El 15 de noviembre no será un día más. Será un día de sombreros blancos y pasos firmes, de voces que se niegan a ser silenciadas por el ruido ensordecedor del poder. La marcha convocada por jóvenes de la generación Z, no es sólo una respuesta al asesinato de Carlos Manzo, sino un acto de memoria activa, una coreografía nacional de dignidad frente a la violencia, la omisión y el desprecio institucional.

Pero también será un día de preguntas. Preguntas que los propagandistas del oficialismo deberían escuchar, aunque prefieran blindarse con vallas y discursos prefabricados. ¿Quién les dio el derecho de decidir por los mexicanos cuándo y por qué marchar? ¿Por qué creen que sólo ellos pueden abanderar causas justas, como si la justicia tuviera color partidista? ¿Por qué pretenden que todos respondamos al unísono, como robots adoctrinados, sin criterio propio ni disenso legítimo?

La democracia no es un coro uniforme, es una sinfonía de voces diversas. Y sin disonancia, no hay evolución. Pretender que la legitimidad de una causa depende de la filiación política es como decir que sólo los árboles plantados por el gobierno merecen florecer. Pero la tierra es de todos, y la raíz del hartazgo ha crecido en cada rincón ignorado por el poder. ¡Los jóvenes lo saben!

La marcha del 15 de noviembre es también una metáfora viva: el sombrero blanco no es sólo un símbolo, es una vela encendida en medio de la oscuridad. Es el eco de los campos abandonados, de los caminos inseguros, de los jóvenes que no encuentran futuro en programas que prometen capacitación pero entregan incertidumbre. Porque no basta con sembrar becas si el terreno sigue siendo árido. No basta con presumir cifras si el fruto no llega a la mesa.

Y mientras el gobierno instala distractores —grupos de choque, narrativas de confrontación, vallas que protegen edificios pero no a las personas— los jóvenes se organizan. Porque cuando el poder teme a la crítica, es señal de que ha dejado de escuchar. Y cuando la protesta pacífica se convierte en amenaza para el régimen, es porque la verdad ha comenzado a incomodar.
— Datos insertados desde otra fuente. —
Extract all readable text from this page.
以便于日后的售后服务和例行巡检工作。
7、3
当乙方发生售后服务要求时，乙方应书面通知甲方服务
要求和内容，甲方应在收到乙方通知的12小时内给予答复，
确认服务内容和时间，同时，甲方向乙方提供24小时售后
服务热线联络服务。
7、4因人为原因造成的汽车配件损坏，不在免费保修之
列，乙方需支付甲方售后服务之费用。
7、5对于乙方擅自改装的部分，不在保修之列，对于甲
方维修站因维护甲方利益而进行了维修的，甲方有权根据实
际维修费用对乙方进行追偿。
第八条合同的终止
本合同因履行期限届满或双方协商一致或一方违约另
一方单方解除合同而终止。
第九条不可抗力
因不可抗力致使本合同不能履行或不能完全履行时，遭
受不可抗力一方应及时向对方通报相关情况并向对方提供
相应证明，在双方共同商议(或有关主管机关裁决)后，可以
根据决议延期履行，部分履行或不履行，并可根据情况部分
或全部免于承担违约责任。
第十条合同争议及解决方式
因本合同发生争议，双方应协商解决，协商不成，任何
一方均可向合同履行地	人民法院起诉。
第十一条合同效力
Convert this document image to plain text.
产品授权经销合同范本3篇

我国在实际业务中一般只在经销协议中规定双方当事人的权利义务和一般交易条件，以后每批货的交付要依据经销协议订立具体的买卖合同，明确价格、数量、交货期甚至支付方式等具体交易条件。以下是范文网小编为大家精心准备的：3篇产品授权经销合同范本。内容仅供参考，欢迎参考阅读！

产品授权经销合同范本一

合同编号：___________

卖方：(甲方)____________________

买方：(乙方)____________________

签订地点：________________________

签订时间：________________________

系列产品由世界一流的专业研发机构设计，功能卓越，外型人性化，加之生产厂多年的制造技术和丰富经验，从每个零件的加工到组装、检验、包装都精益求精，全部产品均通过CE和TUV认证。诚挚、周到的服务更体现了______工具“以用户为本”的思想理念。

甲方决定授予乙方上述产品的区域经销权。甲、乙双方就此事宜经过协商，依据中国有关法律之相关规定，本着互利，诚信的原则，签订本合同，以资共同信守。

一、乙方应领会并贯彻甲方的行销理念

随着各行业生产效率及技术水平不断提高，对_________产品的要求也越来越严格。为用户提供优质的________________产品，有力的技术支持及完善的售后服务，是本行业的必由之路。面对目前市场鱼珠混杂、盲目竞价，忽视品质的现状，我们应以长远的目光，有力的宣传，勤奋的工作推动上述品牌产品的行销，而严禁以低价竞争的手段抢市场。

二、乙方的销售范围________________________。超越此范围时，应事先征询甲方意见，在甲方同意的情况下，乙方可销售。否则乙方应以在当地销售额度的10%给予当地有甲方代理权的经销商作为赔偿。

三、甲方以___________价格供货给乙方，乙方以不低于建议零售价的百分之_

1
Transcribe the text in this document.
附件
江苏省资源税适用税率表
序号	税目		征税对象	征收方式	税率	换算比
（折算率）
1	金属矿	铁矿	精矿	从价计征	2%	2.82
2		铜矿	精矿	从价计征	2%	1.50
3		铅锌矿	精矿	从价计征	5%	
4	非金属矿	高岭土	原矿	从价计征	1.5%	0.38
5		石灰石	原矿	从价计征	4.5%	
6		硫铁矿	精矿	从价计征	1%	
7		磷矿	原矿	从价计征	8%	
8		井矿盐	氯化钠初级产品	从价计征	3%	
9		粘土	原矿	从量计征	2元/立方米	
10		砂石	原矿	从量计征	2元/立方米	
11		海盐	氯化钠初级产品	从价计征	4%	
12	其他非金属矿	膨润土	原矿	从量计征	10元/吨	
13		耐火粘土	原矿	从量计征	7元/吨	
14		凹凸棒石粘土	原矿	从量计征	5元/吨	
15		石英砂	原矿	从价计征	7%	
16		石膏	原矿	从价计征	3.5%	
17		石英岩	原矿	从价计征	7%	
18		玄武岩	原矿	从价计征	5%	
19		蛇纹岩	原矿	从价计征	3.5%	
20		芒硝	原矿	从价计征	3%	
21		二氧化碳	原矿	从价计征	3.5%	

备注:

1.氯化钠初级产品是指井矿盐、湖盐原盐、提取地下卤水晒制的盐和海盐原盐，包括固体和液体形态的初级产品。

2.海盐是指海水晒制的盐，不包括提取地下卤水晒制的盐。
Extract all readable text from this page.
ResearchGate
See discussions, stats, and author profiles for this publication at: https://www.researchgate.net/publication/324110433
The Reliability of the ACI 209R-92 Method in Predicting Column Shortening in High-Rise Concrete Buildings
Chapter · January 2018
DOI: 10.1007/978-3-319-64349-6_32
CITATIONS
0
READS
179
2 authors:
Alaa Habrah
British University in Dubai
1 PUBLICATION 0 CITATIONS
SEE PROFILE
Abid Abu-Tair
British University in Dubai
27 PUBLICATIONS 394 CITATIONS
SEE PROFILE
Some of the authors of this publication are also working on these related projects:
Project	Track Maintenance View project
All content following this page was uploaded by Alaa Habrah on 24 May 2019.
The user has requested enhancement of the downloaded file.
Aunque el llamado ha sido impulsado por jóvenes de la generación Z, ha sido replicado y compartido por todas las generaciones, porque comprendemos y acompañamos su exigencia. Como madres, padres, hermanos y hermanas, sabemos que es su generación la que está en mayor riesgo, y es su futuro el que enfrenta barreras impuestas por gobiernos que administran el presente sin visión de largo plazo. Su grito es también nuestro, porque el país nos vuelve aliados de su esperanza.

México se levanta porque ya no puede esperar. Porque la esperanza no debe ser patrimonio de unos cuantos, sino el derecho de todos. Porque la democracia no se decreta desde el púlpito oficial, sino que se construye desde la calle, desde el disenso, desde la pluralidad.

El 15 de noviembre, México no sólo marcha: se pregunta, se afirma, se sueña. Y en ese sueño colectivo, cabe un país donde la vida valga, donde la protesta no sea criminalizada, y donde el sombrero blanco no sea símbolo de luto, sino de dignidad en movimiento. O acaso temen que, al levantar la vista, descubran que los mexicanos no somos robots, sino ciudadanos despiertos, diversos y profundamente humanos.

La marcha del 15 de noviembre no es un punto final, sino el primer compás de una reorganización ciudadana que exige ser escuchada por todos los actores políticos. Es el inicio de una nueva partitura democrática donde la sociedad ya no está dispuesta a seguir el ritmo que le impongan desde arriba.

Y en esa sinfonía de exigencias, los partidos de oposición también deben afinar sus instrumentos: reconocer sus errores, asumir sus debilidades y eliminar sus complicidades. Porque quienes marchan con el interés superior de México como brújula no están dispuestos a tolerar simulaciones ni oportunismos. Esta movilización no busca reemplazar una ceguera por otra, sino abrir los ojos de todos. Los ciudadanos han comenzado a escribir su propia partitura, y esta vez, no permitirán que nadie desafine el futuro.